Mau tidak mau Elena keluar dari kamarnya. Suara keras kembali terdengar dari dalam dapurnya. Elena bergegas pergi ke dapur untuk melihat apa yang terjadi dan ketika dia sudah berada di sana, Elena terkejut mendapati dapurnya yang berantakan.
"Apa yang kau lakukan pada dapurku?" teriak Elena.
Pintu kulkas terbuka, isinya berada di atas lantai dan lantai dipenuhi dengan kulit telur. Sayuran berantakan, beberapa roti gosong berada di atas meja serta toples selai yang terbuka berada di atas meja. Tidak hanya itu saja, dua toples yang sudah pecah berada di atas lantai dan itu adalah selai kacang kesukaannya.
Kekacauan yang terjadi tidak sampai di sana, kompor dalam keadaan menyala, telur yang di goreng meledak ke mana-mana sehingga membuat kotor sekitarnya. Elena mengepalkan kedua tangan akibat kesal sedangkan Jansen cuek saja dan hendak membalik telur yang dia goreng namun ledakan kembali terjadi.

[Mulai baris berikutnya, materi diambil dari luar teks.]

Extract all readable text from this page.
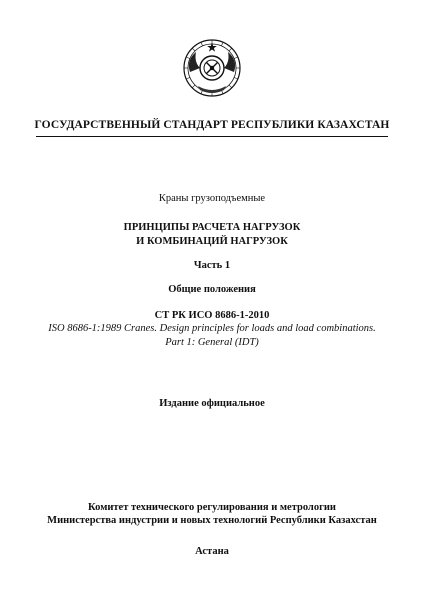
ГОСУДАРСТВЕННЫЙ СТАНДАРТ РЕСПУБЛИКИ КАЗАХСТАН
Краны грузоподъемные
ПРИНЦИПЫ РАСЧЕТА НАГРУЗОК
И КОМБИНАЦИЙ НАГРУЗОК
Часть 1
Общие положения
СТ РК ИСО 8686-1-2010
ISO 8686-1:1989 Cranes. Design principles for loads and load combinations.
Part 1: General (IDT)
Издание официальное
Комитет технического регулирования и метрологии
Министерства индустрии и новых технологий Республики Казахстан
Астана
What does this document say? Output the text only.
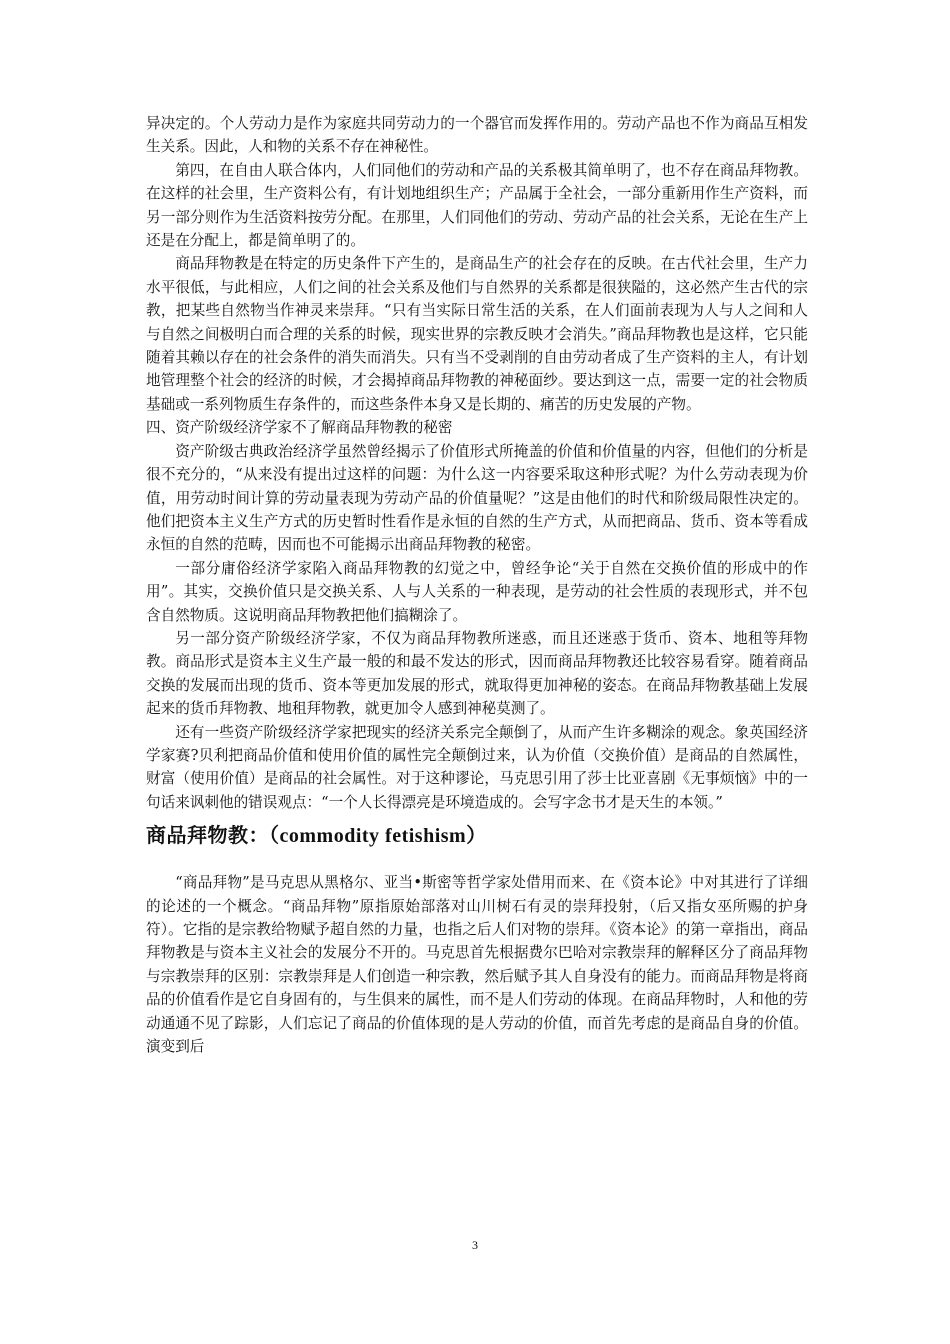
异决定的。个人劳动力是作为家庭共同劳动力的一个器官而发挥作用的。劳动产品也不作为商品互相发生关系。因此，人和物的关系不存在神秘性。

第四，在自由人联合体内，人们同他们的劳动和产品的关系极其简单明了，也不存在商品拜物教。在这样的社会里，生产资料公有，有计划地组织生产；产品属于全社会，一部分重新用作生产资料，而另一部分则作为生活资料按劳分配。在那里，人们同他们的劳动、劳动产品的社会关系，无论在生产上还是在分配上，都是简单明了的。

商品拜物教是在特定的历史条件下产生的，是商品生产的社会存在的反映。在古代社会里，生产力水平很低，与此相应，人们之间的社会关系及他们与自然界的关系都是很狭隘的，这必然产生古代的宗教，把某些自然物当作神灵来崇拜。“只有当实际日常生活的关系，在人们面前表现为人与人之间和人与自然之间极明白而合理的关系的时候，现实世界的宗教反映才会消失。”商品拜物教也是这样，它只能随着其赖以存在的社会条件的消失而消失。只有当不受剥削的自由劳动者成了生产资料的主人，有计划地管理整个社会的经济的时候，才会揭掉商品拜物教的神秘面纱。要达到这一点，需要一定的社会物质基础或一系列物质生存条件的，而这些条件本身又是长期的、痛苦的历史发展的产物。

四、资产阶级经济学家不了解商品拜物教的秘密

资产阶级古典政治经济学虽然曾经揭示了价值形式所掩盖的价值和价值量的内容，但他们的分析是很不充分的，“从来没有提出过这样的问题：为什么这一内容要采取这种形式呢？为什么劳动表现为价值，用劳动时间计算的劳动量表现为劳动产品的价值量呢？”这是由他们的时代和阶级局限性决定的。他们把资本主义生产方式的历史暂时性看作是永恒的自然的生产方式，从而把商品、货币、资本等看成永恒的自然的范畴，因而也不可能揭示出商品拜物教的秘密。

一部分庸俗经济学家陷入商品拜物教的幻觉之中，曾经争论“关于自然在交换价值的形成中的作用”。其实，交换价值只是交换关系、人与人关系的一种表现，是劳动的社会性质的表现形式，并不包含自然物质。这说明商品拜物教把他们搞糊涂了。

另一部分资产阶级经济学家，不仅为商品拜物教所迷惑，而且还迷惑于货币、资本、地租等拜物教。商品形式是资本主义生产最一般的和最不发达的形式，因而商品拜物教还比较容易看穿。随着商品交换的发展而出现的货币、资本等更加发展的形式，就取得更加神秘的姿态。在商品拜物教基础上发展起来的货币拜物教、地租拜物教，就更加令人感到神秘莫测了。

还有一些资产阶级经济学家把现实的经济关系完全颠倒了，从而产生许多糊涂的观念。象英国经济学家赛?贝利把商品价值和使用价值的属性完全颠倒过来，认为价值（交换价值）是商品的自然属性，财富（使用价值）是商品的社会属性。对于这种谬论，马克思引用了莎士比亚喜剧《无事烦恼》中的一句话来讽刺他的错误观点：“一个人长得漂亮是环境造成的。会写字念书才是天生的本领。”

商品拜物教：（commodity fetishism）

“商品拜物”是马克思从黑格尔、亚当•斯密等哲学家处借用而来、在《资本论》中对其进行了详细的论述的一个概念。“商品拜物”原指原始部落对山川树石有灵的崇拜投射，（后又指女巫所赐的护身符）。它指的是宗教给物赋予超自然的力量，也指之后人们对物的崇拜。《资本论》的第一章指出，商品拜物教是与资本主义社会的发展分不开的。马克思首先根据费尔巴哈对宗教崇拜的解释区分了商品拜物与宗教崇拜的区别：宗教崇拜是人们创造一种宗教，然后赋予其人自身没有的能力。而商品拜物是将商品的价值看作是它自身固有的，与生俱来的属性，而不是人们劳动的体现。在商品拜物时，人和他的劳动通通不见了踪影，人们忘记了商品的价值体现的是人劳动的价值，而首先考虑的是商品自身的价值。演变到后

3
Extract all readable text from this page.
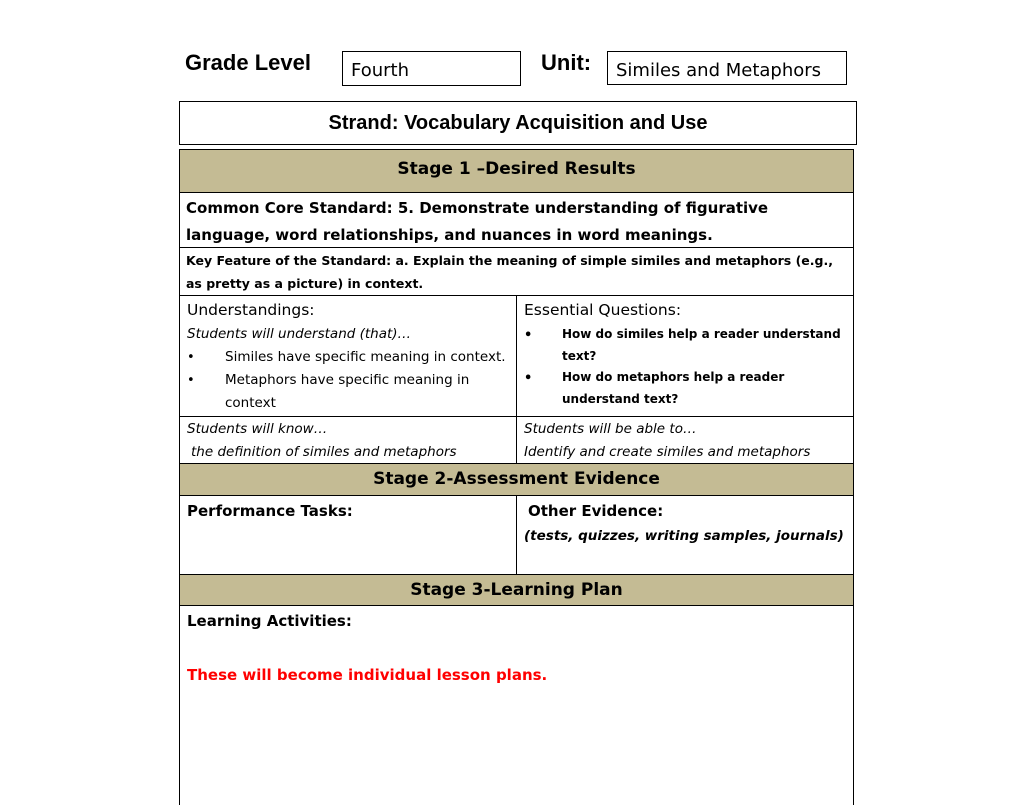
Grade Level	Fourth	Unit:	Similes and Metaphors
Strand: Vocabulary Acquisition and Use
Stage 1 –Desired Results
Common Core Standard: 5. Demonstrate understanding of figurative language, word relationships, and nuances in word meanings.
Key Feature of the Standard: a. Explain the meaning of simple similes and metaphors (e.g., as pretty as a picture) in context.
Understandings:
Students will understand (that)…
• Similes have specific meaning in context.
• Metaphors have specific meaning in context
Essential Questions:
• How do similes help a reader understand text?
• How do metaphors help a reader understand text?
Students will know…
the definition of similes and metaphors
Students will be able to…
Identify and create similes and metaphors
Stage 2-Assessment Evidence
Performance Tasks:	Other Evidence:
(tests, quizzes, writing samples, journals)
Stage 3-Learning Plan
Learning Activities:
These will become individual lesson plans.
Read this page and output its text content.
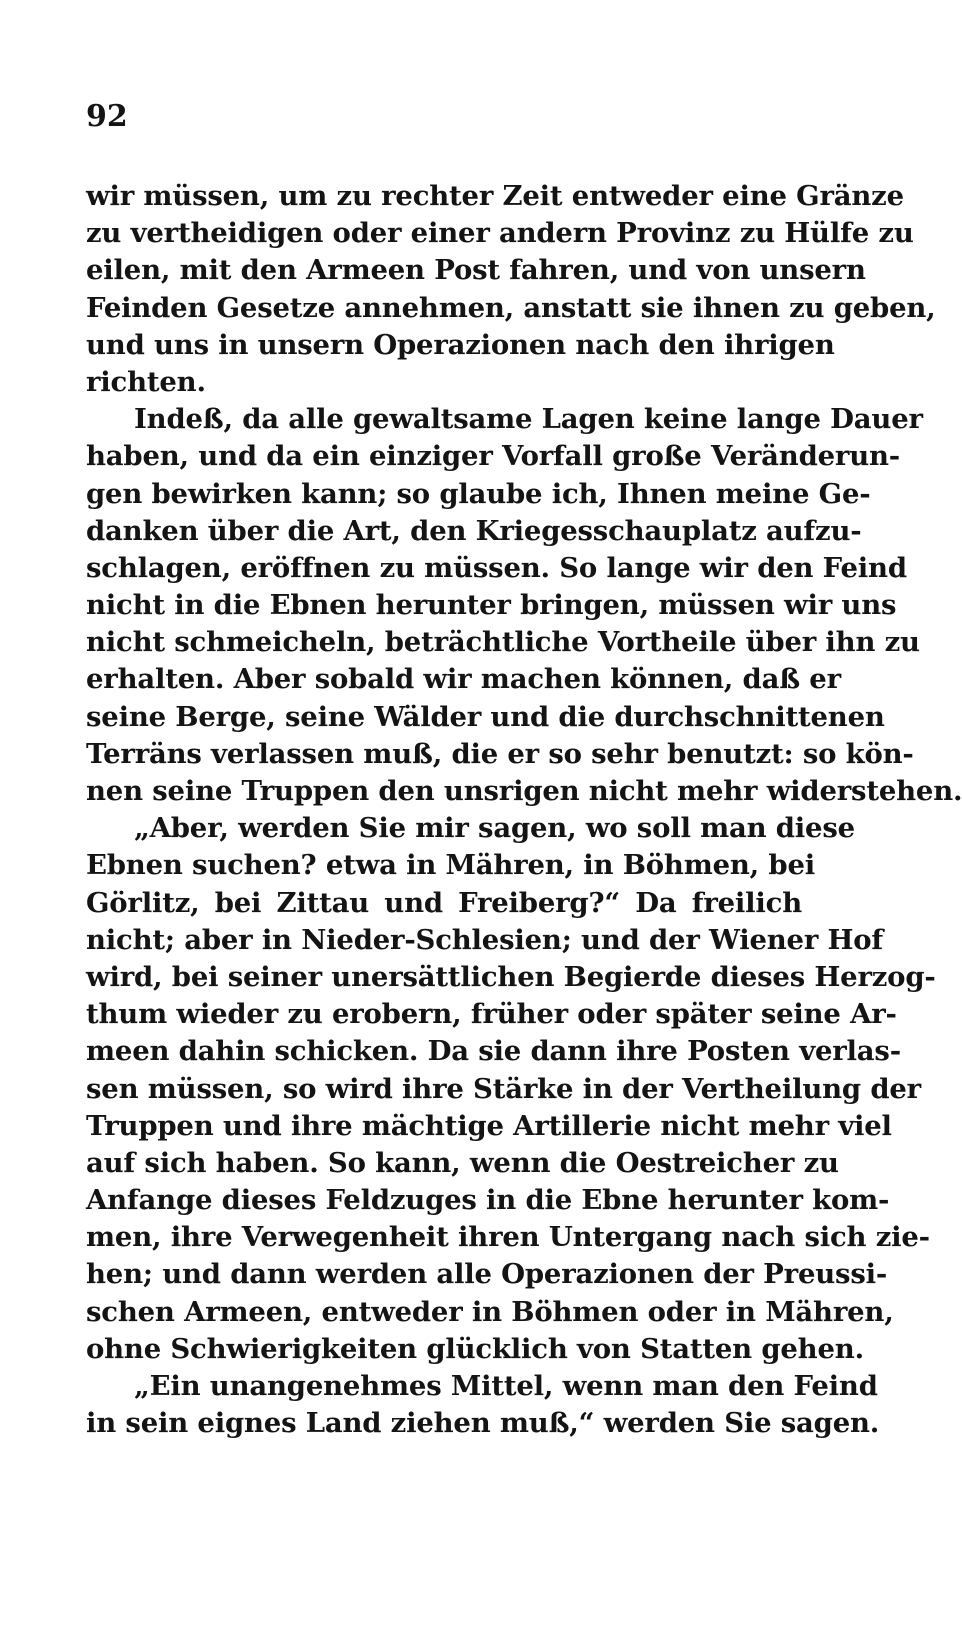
92
wir müssen, um zu rechter Zeit entweder eine Gränze
zu vertheidigen oder einer andern Provinz zu Hülfe zu
eilen, mit den Armeen Post fahren, und von unsern
Feinden Gesetze annehmen, anstatt sie ihnen zu geben,
und uns in unsern Operazionen nach den ihrigen
richten.
Indeß, da alle gewaltsame Lagen keine lange Dauer
haben, und da ein einziger Vorfall große Veränderun-
gen bewirken kann; so glaube ich, Ihnen meine Ge-
danken über die Art, den Kriegesschauplatz aufzu-
schlagen, eröffnen zu müssen. So lange wir den Feind
nicht in die Ebnen herunter bringen, müssen wir uns
nicht schmeicheln, beträchtliche Vortheile über ihn zu
erhalten. Aber sobald wir machen können, daß er
seine Berge, seine Wälder und die durchschnittenen
Terräns verlassen muß, die er so sehr benutzt: so kön-
nen seine Truppen den unsrigen nicht mehr widerstehen.
„Aber, werden Sie mir sagen, wo soll man diese
Ebnen suchen? etwa in Mähren, in Böhmen, bei
Görlitz, bei Zittau und Freiberg?“ Da freilich
nicht; aber in Nieder-Schlesien; und der Wiener Hof
wird, bei seiner unersättlichen Begierde dieses Herzog-
thum wieder zu erobern, früher oder später seine Ar-
meen dahin schicken. Da sie dann ihre Posten verlas-
sen müssen, so wird ihre Stärke in der Vertheilung der
Truppen und ihre mächtige Artillerie nicht mehr viel
auf sich haben. So kann, wenn die Oestreicher zu
Anfange dieses Feldzuges in die Ebne herunter kom-
men, ihre Verwegenheit ihren Untergang nach sich zie-
hen; und dann werden alle Operazionen der Preussi-
schen Armeen, entweder in Böhmen oder in Mähren,
ohne Schwierigkeiten glücklich von Statten gehen.
„Ein unangenehmes Mittel, wenn man den Feind
in sein eignes Land ziehen muß,“ werden Sie sagen.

"Apa yang kau lakukan, Jansen Howard?!" tanya Elena sambil menahan emosi yang teramat sangat.
"Membuat sarapan, apa kau tidak bisa melihatnya?" jawab Jansen yang masih saja berjuang denga telur yang entah sudah keberapa karena dia semua berakhir di dalam tong sampah.
"Hentikan itu, hentikan. Apa yang kau lakukan sehingga dapurku berantakan seperti ini?! Kau benar-benar?" Elena semakin emosi, "Bagaikan monyet lapar yang baru saja lepas!" ucapnya lagi.
"Jangan sembarangan bicara. Aku lapar karena belum makan sejak semalam jadi aku hendak membuat makanan tanpa merepotkan dirimu!"
"Tanpa merepotkan aku kau bilang? Coba kau lihat kekacauan ini? Coba kau lihat bahan makanan yang terbuang karena ulahmu ini? Semua itu adalah bahan makanan yang bisa aku makan dalam satu minggu!" teriak Elena.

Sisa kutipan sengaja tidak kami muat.